Amistoso internacional é uma das coisas menos emocionantes do futebol. O povo só olha porque as principais emissoras dos países têm contratos com as confederações nacionais e com a FIFA. Mas também não tira nenhum pedaço parar duas horas e olhar o time nacional na TV. Na Itália é a mesma coisa que no Brasil. Apesar do descaso geral, tem aqueles que saem com bandeira, camisa e xingam o aparelho na esperança que o técnico escute alguma coisa do outro lado. Mas Itália e Alemanha foi um jogo tão chato, mas tão chato, que lá pelos 15 minutos nem esses fanáticos estavam mais prestando atenção. Afinal, o bar tinha vantagens insuperáveis, como cerveja barata e comida de graça.
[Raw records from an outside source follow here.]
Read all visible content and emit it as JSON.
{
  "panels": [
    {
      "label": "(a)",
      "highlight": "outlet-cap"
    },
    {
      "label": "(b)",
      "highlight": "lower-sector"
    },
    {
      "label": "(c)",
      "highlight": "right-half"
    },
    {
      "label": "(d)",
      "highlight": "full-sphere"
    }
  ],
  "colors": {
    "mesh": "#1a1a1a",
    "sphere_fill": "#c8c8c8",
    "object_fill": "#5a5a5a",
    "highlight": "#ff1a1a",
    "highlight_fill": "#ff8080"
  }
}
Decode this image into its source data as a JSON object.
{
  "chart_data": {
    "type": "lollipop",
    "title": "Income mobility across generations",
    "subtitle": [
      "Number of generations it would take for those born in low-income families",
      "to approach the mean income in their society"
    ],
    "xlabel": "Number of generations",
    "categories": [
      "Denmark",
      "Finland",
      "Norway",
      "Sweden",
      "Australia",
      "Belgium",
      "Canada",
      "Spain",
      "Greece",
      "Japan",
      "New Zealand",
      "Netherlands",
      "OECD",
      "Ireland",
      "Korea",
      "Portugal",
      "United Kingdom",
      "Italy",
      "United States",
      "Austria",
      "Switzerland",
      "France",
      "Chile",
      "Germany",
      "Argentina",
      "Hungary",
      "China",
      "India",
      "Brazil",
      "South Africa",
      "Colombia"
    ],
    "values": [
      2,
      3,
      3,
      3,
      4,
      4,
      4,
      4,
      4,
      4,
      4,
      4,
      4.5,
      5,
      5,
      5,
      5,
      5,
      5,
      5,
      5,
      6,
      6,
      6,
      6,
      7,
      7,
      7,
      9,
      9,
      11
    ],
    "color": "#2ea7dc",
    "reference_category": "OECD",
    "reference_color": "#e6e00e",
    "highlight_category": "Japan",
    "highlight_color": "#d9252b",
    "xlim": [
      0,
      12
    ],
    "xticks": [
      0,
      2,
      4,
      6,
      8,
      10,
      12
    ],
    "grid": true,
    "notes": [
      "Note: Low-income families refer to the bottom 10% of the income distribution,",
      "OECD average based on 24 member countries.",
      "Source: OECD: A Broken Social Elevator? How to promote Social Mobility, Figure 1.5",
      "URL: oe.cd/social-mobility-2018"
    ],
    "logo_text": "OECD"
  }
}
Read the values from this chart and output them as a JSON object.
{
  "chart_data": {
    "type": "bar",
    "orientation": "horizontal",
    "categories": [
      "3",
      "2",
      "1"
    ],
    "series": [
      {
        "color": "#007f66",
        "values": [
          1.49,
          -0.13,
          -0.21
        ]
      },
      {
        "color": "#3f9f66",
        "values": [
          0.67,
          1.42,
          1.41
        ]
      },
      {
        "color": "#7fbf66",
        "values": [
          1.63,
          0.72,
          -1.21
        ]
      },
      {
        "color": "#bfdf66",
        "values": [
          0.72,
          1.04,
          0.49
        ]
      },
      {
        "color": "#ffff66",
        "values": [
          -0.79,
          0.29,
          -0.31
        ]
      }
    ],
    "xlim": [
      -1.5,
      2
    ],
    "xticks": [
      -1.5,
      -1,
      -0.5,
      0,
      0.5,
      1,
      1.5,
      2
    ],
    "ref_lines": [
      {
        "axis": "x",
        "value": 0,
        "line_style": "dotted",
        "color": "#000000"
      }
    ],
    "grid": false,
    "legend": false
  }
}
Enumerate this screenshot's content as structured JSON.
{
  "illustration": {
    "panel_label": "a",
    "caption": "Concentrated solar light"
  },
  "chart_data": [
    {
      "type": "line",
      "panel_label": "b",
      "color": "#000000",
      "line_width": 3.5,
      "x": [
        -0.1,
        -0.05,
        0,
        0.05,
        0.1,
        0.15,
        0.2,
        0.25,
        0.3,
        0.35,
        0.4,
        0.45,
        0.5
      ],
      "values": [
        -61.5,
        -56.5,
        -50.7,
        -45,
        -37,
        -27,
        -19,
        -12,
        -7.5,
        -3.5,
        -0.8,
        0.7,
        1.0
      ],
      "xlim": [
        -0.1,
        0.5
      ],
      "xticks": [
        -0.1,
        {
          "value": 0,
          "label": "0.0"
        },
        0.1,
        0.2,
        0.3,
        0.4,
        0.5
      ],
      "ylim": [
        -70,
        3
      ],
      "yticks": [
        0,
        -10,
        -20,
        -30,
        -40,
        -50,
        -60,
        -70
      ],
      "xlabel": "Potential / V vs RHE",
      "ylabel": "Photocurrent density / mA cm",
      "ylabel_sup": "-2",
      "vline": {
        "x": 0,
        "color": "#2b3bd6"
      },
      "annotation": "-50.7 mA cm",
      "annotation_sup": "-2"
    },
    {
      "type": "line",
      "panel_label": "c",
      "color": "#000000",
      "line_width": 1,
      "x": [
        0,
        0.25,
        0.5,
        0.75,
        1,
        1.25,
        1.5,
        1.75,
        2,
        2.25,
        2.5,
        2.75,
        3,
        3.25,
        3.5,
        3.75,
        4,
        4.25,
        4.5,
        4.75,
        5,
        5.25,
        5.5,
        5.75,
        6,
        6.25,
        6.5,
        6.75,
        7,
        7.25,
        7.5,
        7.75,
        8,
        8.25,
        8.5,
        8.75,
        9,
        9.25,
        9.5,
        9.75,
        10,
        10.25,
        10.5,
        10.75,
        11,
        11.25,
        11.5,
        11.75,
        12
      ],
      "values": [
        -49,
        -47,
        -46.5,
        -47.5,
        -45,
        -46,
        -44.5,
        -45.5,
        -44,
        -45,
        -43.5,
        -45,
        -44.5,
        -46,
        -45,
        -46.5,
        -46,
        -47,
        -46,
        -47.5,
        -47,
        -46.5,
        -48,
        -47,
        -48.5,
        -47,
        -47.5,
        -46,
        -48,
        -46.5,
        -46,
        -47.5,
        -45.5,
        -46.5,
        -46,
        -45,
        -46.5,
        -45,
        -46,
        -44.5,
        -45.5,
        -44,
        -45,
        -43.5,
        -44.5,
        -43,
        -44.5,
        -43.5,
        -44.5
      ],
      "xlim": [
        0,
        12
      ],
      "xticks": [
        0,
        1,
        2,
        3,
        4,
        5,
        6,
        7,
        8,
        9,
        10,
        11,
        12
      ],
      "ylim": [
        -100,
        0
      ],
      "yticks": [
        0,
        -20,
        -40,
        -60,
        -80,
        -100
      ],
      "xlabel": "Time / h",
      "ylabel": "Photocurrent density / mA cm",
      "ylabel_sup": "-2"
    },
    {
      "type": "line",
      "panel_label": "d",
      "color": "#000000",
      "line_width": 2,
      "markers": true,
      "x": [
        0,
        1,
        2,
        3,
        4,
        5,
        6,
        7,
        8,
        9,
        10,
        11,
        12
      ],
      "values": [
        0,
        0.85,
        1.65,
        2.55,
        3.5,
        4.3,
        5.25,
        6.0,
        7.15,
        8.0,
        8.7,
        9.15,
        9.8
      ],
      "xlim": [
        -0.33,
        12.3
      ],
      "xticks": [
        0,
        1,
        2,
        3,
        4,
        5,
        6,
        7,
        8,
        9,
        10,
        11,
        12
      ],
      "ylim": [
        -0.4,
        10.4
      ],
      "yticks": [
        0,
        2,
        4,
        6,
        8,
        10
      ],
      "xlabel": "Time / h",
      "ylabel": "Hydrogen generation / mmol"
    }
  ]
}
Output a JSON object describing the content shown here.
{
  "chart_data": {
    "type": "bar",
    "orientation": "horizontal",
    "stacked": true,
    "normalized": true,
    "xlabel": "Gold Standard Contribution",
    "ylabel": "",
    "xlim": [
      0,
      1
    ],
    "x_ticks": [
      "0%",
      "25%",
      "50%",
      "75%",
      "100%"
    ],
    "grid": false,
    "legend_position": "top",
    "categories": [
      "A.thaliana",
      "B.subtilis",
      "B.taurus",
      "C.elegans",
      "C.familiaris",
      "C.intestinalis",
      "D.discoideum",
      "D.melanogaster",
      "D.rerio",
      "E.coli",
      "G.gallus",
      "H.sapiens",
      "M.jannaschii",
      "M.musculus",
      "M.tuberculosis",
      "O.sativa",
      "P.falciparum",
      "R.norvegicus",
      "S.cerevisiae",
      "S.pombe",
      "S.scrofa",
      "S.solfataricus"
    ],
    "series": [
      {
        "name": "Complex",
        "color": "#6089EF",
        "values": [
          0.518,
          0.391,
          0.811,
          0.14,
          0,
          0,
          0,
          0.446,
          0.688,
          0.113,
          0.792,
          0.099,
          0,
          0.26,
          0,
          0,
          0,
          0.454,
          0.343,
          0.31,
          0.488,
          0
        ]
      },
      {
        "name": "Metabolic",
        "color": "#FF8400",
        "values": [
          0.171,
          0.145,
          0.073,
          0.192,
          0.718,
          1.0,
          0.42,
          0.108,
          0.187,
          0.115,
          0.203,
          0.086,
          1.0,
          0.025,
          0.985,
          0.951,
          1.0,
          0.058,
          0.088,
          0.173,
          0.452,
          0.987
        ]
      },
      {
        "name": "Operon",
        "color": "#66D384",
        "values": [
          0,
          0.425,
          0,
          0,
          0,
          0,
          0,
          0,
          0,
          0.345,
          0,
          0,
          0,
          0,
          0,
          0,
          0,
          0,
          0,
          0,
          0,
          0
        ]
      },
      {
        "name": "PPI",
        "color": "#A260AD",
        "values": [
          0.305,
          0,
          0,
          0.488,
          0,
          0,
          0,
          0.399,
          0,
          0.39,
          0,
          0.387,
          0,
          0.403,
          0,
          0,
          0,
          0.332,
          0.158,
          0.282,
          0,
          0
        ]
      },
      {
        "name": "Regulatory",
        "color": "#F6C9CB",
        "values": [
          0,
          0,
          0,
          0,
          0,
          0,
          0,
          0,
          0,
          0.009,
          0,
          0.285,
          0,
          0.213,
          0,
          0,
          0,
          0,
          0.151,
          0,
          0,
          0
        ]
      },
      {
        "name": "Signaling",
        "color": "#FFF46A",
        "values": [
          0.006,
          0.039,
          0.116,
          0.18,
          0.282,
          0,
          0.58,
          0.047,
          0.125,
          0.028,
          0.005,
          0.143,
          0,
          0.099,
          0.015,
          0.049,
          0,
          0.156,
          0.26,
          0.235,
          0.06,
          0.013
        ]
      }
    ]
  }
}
Mesmo assim, ainda faltava alguma coisa para a consolidação da alegria geral na mesa. O que poderia ser? O que estava faltando?
Confusão, é claro. E não demorou muito para acontecer. Depois de uns cinco mini-sanduíches de mortadela, um pote de batatinhas e uma rodada de cerveja vermelha, começa a gritaria na rua. Imediatamente todos se viram para olhar. Na pizzaria da frente, o cozinheiro com cara meio de árabe sai irado com um bastão de ferro e desafia um outro meio árabe que resiste e encara a briga na calçada. Correria. O dono da pizzaria estava no bar; voa para a rua. Dois de nossa mesa também correm. Mais para saber de perto o que acontecia do que para servir de “turma do deixa disso”. Gritos, ameaças, meia dúzia de sopapos, chutes, e a situação se acalma. Dali a pouco o dono da pizzaria acompanha o cliente raivoso pela rua tentando acalmá-lo e retornam os amigos com as notícias para acalmar nossa curiosidade. Boas notícias, pelo riso que carregam junto.
O fato: o cliente era curdo e enquanto comia sua pizza xingava o ex-ditador Saddam Hessein de tudo, inclusive de ditador, e bendizia a invasão dos Estados Unidos. O que ele não sabia era que o cozinheiro era um sunita iraquiano, orgulhoso do seu país, mesmo com seu ditador, e totalmente contra a invasão externa. Ou seja, uma briga secular iraquiana tomou forma, como por mágica, nas ruas de Bologna. Coisas da globalização, diriam alguns.
Os italianos, brasileiros e alemães da nossa mesa se divertiram muito com a história. Para nós esse tipo de briga não tem sentido. É muito mais justo arrumar confusão por conversar com a mulher de alguém, ou olhar para a pessoa errada. Esse negócio de nações e religiões não está com nada.
Mais uma rodada de cerveja austríaca, ou romena, ou holandesa, tanto faz, e a Itália empata a partida. Alegria dos “Fratelli”, tristeza dos alemães, e indiferença dos árabes, brasileiros, franceses e espanhóis. Agora a noite estava encaminhada. Mais um copo de cerveja e ao sair do bar a rua já está com um princípio de ares babilônicos. Massa de gente que faz a alegria dos marroquinos do comércio de produtos típicos da sua terra, se é que me entendem. A essa altura, nada melhor do que comer um Kebap feito pelo pessoal do Bangladesh. Eles têm a manha. Mais uma cerveja, dessa vez no pub irlandês do indiano que tem como barista um mexicano. Enfim, a lembrança: é quarta-feira. Isso significa que todos podemos andar poucas quadras e terminar a noite em samba, porque uma negra brasileira de voz maravilhosa canta em um buteco de italianos. Sim, tudo termina em samba, como não podia deixar de ser em um mundo globalizado.